Dismal drilling outlook. Perhaps the most somber, distressing result of the Dallas Fed’s survey was the attitude of E&P executives with regard to drilling. Asked, “When do you expect U.S. drilling and completions activity to return to pre-COVID-19 levels?”, 44% said sometime between fourth-quarter 2020 and fourth-quarter 2021. Specifically, a brave 3% said fourth-quarter 2020, while only 8% responded with first-quarter 2021. Another 14% estimated second-quarter 2021, 13% said third-quarter 2021, and 6% responded with fourth-quarter 2021.
Of the remaining, solid majority of 55%, 39% said “not before 2021,” and an incredibly pessimistic16% responded with “never.” One has to wonder about the level of morale in the companies that said “never.” Some of that response may have come from some of the service executives that were part of the survey. One of these service executives commented, “Times like these are purely about survival, and many of our competitors and customers will not survive without a material change in the energy space, which I don’t expect for several quarters.”
Additional production considerations. Delving back into the situation around re-starting production, the Dallas Fed asked executives, “Do you expect extra costs when putting the wells back online?” A majority, 61%, said yes, there will be some minor costs. Another 11% said they expect “significant costs.” The remaining 27% said that they don’t expect any costs.
Asked why they had shut-in production in the first place, 94% of respondents said the prices had been too low. Another 4% said it was because refineries and/or pipelines had refused to take their oil. The remaining 1% explained that storage capacity was not available.
Other issues. Among other Dallas Fed questions, executives were asked, “When do you expect global oil consumption to return to pre-COVID-19 levels? A solid 59% said sometime between fourth-quarter 2020 and fourth-quarter 2021. Another 36% said it will be from 2022 forward, while a very pessimistic 5% said “never.”
Asked whether they expected their firms to remain solvent for the next year, 95% of executives said “yes,” while 5% said “no.” Finally, there are two comments—one long, one short—illustrate societal/political issues on the minds of executives, which affect their business.

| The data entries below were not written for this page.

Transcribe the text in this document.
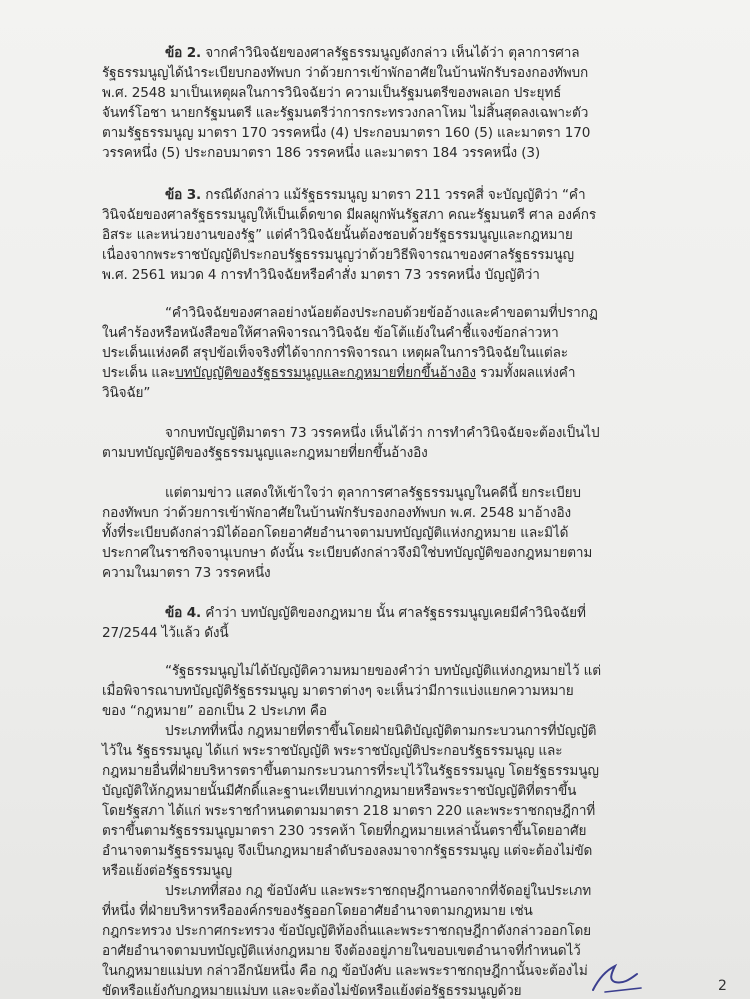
ข้อ 2. จากคำวินิจฉัยของศาลรัฐธรรมนูญดังกล่าว เห็นได้ว่า ตุลาการศาล
รัฐธรรมนูญได้นำระเบียบกองทัพบก ว่าด้วยการเข้าพักอาศัยในบ้านพักรับรองกองทัพบก
พ.ศ. 2548 มาเป็นเหตุผลในการวินิจฉัยว่า ความเป็นรัฐมนตรีของพลเอก ประยุทธ์
จันทร์โอชา นายกรัฐมนตรี และรัฐมนตรีว่าการกระทรวงกลาโหม ไม่สิ้นสุดลงเฉพาะตัว
ตามรัฐธรรมนูญ มาตรา 170 วรรคหนึ่ง (4) ประกอบมาตรา 160 (5) และมาตรา 170
วรรคหนึ่ง (5) ประกอบมาตรา 186 วรรคหนึ่ง และมาตรา 184 วรรคหนึ่ง (3)
ข้อ 3. กรณีดังกล่าว แม้รัฐธรรมนูญ มาตรา 211 วรรคสี่ จะบัญญัติว่า “คำ
วินิจฉัยของศาลรัฐธรรมนูญให้เป็นเด็ดขาด มีผลผูกพันรัฐสภา คณะรัฐมนตรี ศาล องค์กร
อิสระ และหน่วยงานของรัฐ” แต่คำวินิจฉัยนั้นต้องชอบด้วยรัฐธรรมนูญและกฎหมาย
เนื่องจากพระราชบัญญัติประกอบรัฐธรรมนูญว่าด้วยวิธีพิจารณาของศาลรัฐธรรมนูญ
พ.ศ. 2561 หมวด 4 การทำวินิจฉัยหรือคำสั่ง มาตรา 73 วรรคหนึ่ง บัญญัติว่า
“คำวินิจฉัยของศาลอย่างน้อยต้องประกอบด้วยข้ออ้างและคำขอตามที่ปรากฏ
ในคำร้องหรือหนังสือขอให้ศาลพิจารณาวินิจฉัย ข้อโต้แย้งในคำชี้แจงข้อกล่าวหา
ประเด็นแห่งคดี สรุปข้อเท็จจริงที่ได้จากการพิจารณา เหตุผลในการวินิจฉัยในแต่ละ
ประเด็น และบทบัญญัติของรัฐธรรมนูญและกฎหมายที่ยกขึ้นอ้างอิง รวมทั้งผลแห่งคำ
วินิจฉัย”
จากบทบัญญัติมาตรา 73 วรรคหนึ่ง เห็นได้ว่า การทำคำวินิจฉัยจะต้องเป็นไป
ตามบทบัญญัติของรัฐธรรมนูญและกฎหมายที่ยกขึ้นอ้างอิง
แต่ตามข่าว แสดงให้เข้าใจว่า ตุลาการศาลรัฐธรรมนูญในคดีนี้ ยกระเบียบ
กองทัพบก ว่าด้วยการเข้าพักอาศัยในบ้านพักรับรองกองทัพบก พ.ศ. 2548 มาอ้างอิง
ทั้งที่ระเบียบดังกล่าวมิได้ออกโดยอาศัยอำนาจตามบทบัญญัติแห่งกฎหมาย และมิได้
ประกาศในราชกิจจานุเบกษา ดังนั้น ระเบียบดังกล่าวจึงมิใช่บทบัญญัติของกฎหมายตาม
ความในมาตรา 73 วรรคหนึ่ง
ข้อ 4. คำว่า บทบัญญัติของกฎหมาย นั้น ศาลรัฐธรรมนูญเคยมีคำวินิจฉัยที่
27/2544 ไว้แล้ว ดังนี้
“รัฐธรรมนูญไม่ได้บัญญัติความหมายของคำว่า บทบัญญัติแห่งกฎหมายไว้ แต่
เมื่อพิจารณาบทบัญญัติรัฐธรรมนูญ มาตราต่างๆ จะเห็นว่ามีการแบ่งแยกความหมาย
ของ “กฎหมาย” ออกเป็น 2 ประเภท คือ
ประเภทที่หนึ่ง กฎหมายที่ตราขึ้นโดยฝ่ายนิติบัญญัติตามกระบวนการที่บัญญัติ
ไว้ใน รัฐธรรมนูญ ได้แก่ พระราชบัญญัติ พระราชบัญญัติประกอบรัฐธรรมนูญ และ
กฎหมายอื่นที่ฝ่ายบริหารตราขึ้นตามกระบวนการที่ระบุไว้ในรัฐธรรมนูญ โดยรัฐธรรมนูญ
บัญญัติให้กฎหมายนั้นมีศักดิ์และฐานะเทียบเท่ากฎหมายหรือพระราชบัญญัติที่ตราขึ้น
โดยรัฐสภา ได้แก่ พระราชกำหนดตามมาตรา 218 มาตรา 220 และพระราชกฤษฎีกาที่
ตราขึ้นตามรัฐธรรมนูญมาตรา 230 วรรคห้า โดยที่กฎหมายเหล่านั้นตราขึ้นโดยอาศัย
อำนาจตามรัฐธรรมนูญ จึงเป็นกฎหมายลำดับรองลงมาจากรัฐธรรมนูญ แต่จะต้องไม่ขัด
หรือแย้งต่อรัฐธรรมนูญ
ประเภทที่สอง กฎ ข้อบังคับ และพระราชกฤษฎีกานอกจากที่จัดอยู่ในประเภท
ที่หนึ่ง ที่ฝ่ายบริหารหรือองค์กรของรัฐออกโดยอาศัยอำนาจตามกฎหมาย เช่น
กฎกระทรวง ประกาศกระทรวง ข้อบัญญัติท้องถิ่นและพระราชกฤษฎีกาดังกล่าวออกโดย
อาศัยอำนาจตามบทบัญญัติแห่งกฎหมาย จึงต้องอยู่ภายในขอบเขตอำนาจที่กำหนดไว้
ในกฎหมายแม่บท กล่าวอีกนัยหนึ่ง คือ กฎ ข้อบังคับ และพระราชกฤษฎีกานั้นจะต้องไม่
ขัดหรือแย้งกับกฎหมายแม่บท และจะต้องไม่ขัดหรือแย้งต่อรัฐธรรมนูญด้วย	2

One executive commented in detail, “With the ‘Great Crew Change’ retirement of ‘boomers,’ and COVID-19 work-at-home isolation, the industry is de-populating itself of knowledgeable and experienced personnel. That collective knowledge drain is not being effectively replaced by ‘newbies.’ The newer, younger employees don’t know much, and while they can stare at computers and run applications, they are making critical land, legal, financial and business errors at an astonishing rate but try to self-buffer from the real world impact of their errors with mental Maginot Lines of mercurial ego! I’m seeing this happen more and more frequently with contractors, purchasers, operators and business-partner companies. It’s causing everything in this industry to move at a glacial pace, because so many errors and problems have to be reported to a knowledgeable supervisor, somewhere, who can then give some one-on-one ‘counseling’ to the error-creator, who tries to defend their error to the company, who reported it in the first place. We wind up having to write more memos and e-mails, or make phone calls to a voice-message recorder, than ever before, just to keep basic functions moving that used to be routine and automatic.”
And on the political front, one executive simply said, “A Joe Biden presidency will inflict additional damage to the oil and gas industry.”